No one countenanced the possibility that part of the Reynold’s breakdown might be down to the way Morrison had thrown her under that bus – that perhaps he knew a bit more than he was letting on : while letting her carry that “night-soil” can?
And Lewis running with the government’s line of “$1100/week JobKeeper was a disincentive to work” – early in Covid when jobs were being shed on the industrial size they were?
“… industrial scale ….”
And no one commented on the m.o. of Murdoch’s press, that, rather than have his “men” accused of “misogyny” – they (were?) held back to let his own “Sisterhood of the Chalice of Blood” tear her to pieces, with gusto, from dress sense and anything else they could get their teeth into.
That’s vs Gillard of course.
Surely the Australian nation’s Attorney General could advise the Prime Minister of Australia on this matter ?

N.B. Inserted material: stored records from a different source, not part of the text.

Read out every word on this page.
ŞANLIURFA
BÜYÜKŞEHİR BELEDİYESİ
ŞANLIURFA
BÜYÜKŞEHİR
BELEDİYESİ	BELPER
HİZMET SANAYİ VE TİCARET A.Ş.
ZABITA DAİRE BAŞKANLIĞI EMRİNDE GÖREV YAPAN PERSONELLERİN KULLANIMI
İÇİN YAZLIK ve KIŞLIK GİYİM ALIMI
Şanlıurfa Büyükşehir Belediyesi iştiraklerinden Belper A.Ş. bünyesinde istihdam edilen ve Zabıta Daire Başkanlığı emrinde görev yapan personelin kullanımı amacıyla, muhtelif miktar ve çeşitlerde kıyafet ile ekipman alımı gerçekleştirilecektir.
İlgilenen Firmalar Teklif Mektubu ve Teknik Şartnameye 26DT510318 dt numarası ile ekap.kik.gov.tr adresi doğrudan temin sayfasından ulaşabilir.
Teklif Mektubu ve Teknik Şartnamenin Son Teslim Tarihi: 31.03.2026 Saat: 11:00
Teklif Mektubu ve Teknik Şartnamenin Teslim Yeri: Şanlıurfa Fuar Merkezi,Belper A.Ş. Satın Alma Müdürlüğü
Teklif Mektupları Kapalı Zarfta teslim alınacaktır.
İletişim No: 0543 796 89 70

Morrison is guided by Christian values.
What age is the attorney general?
Born 1970.
Imagine his disappointment if he’d ever hoped to be Prime Minister by 50, then.
I wish every female journalist could preface questions to all the cabinet ministers with “are you the alleged rapist “.
In the case of all of them admitting to the event how it differ to no one admitting to the event ?
You really think they’d admit to rape.
In the same way as admitting to the Whitechapple murders.
Yes. I also meant to say “alleged rape”. They would all have to stand aside if they all owned up to it and that wouldn’t work either. What a sorry state of affairs.